Working under the man who drafted him, and being close to where he grew up was a cozy arrangement while Nieuwendyk furthered his interest in hockey operations. The Leafs facilitating and nurturing that interest made him a viable GM candidate. His front office work is also part of a recent rash of high-end former players who are pursuing roles in upper management: Steve Yzerman in Detroit and with Team Canada, Al MacInnis in St. Louis, and Ron Francis in Raleigh. They've all become part of management teams and with that comes opportunity to be in charge one day.

That day for Nieuwendyk is now.
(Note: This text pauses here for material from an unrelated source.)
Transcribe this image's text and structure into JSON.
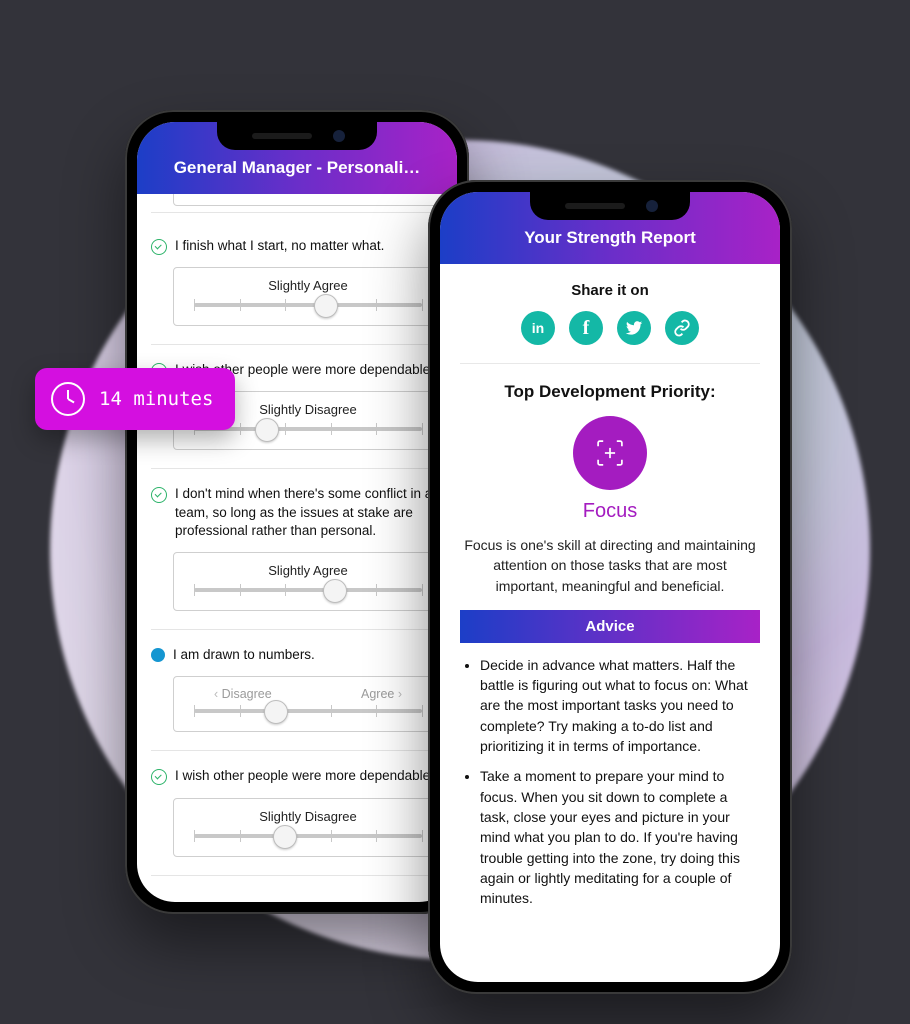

Does he have enough experience? Time will tell, but he has always been a quick study. During his sophomore season, he led Cornell to the Eastern Conference Championship and a berth in the final four -- before the ECAC split with the advent of Hockey East and the final four became the Frozen Four . In Calgary, he was in just his second full season with the Flames when they won the Stanley Cup. He registered back-to-back 51-goal campaigns in his first two years in the NHL and won the 1987-88 Calder Trophy as the league's rookie of the year.

Later in his career, the New Jersey Devils coveted Nieuwendyk's experience and again it paid off as he was part of his third Stanley Cup-winning team, in 2003 when the Devils prevailed over the Anaheim (Mighty) Ducks in seven games. Now the Stars again want Nieuwendyk. I asked him about his new team and he already had the tone of a GM assessing his club.

"I don't see us as a 12th-place team in the (western) conference," he said. "I've just come from two organizations that were in the process of identifying and developing some top six forwards. We have a good group here already. And with captain Brendan Morrow returning, that only makes us stronger. Marty (Turco) had an off year and I'd expect him to bounce back, as competitive and proud a guy as he is. I'm excited by what we have and what we're capable of"

And what of former co-GM's Hull and Jackson? Nieuwendyk doesn't foresee any issues or conflicts.

"I've already spoken with Hully," he said. "He was good, ready for his new role. And Les is so strong and has been with the organization so long, I intend to lean on him a lot."

I see nothing but success on the horizon for Nieuwendyk at the helm of the Stars. There's nothing in the past that indicates otherwise.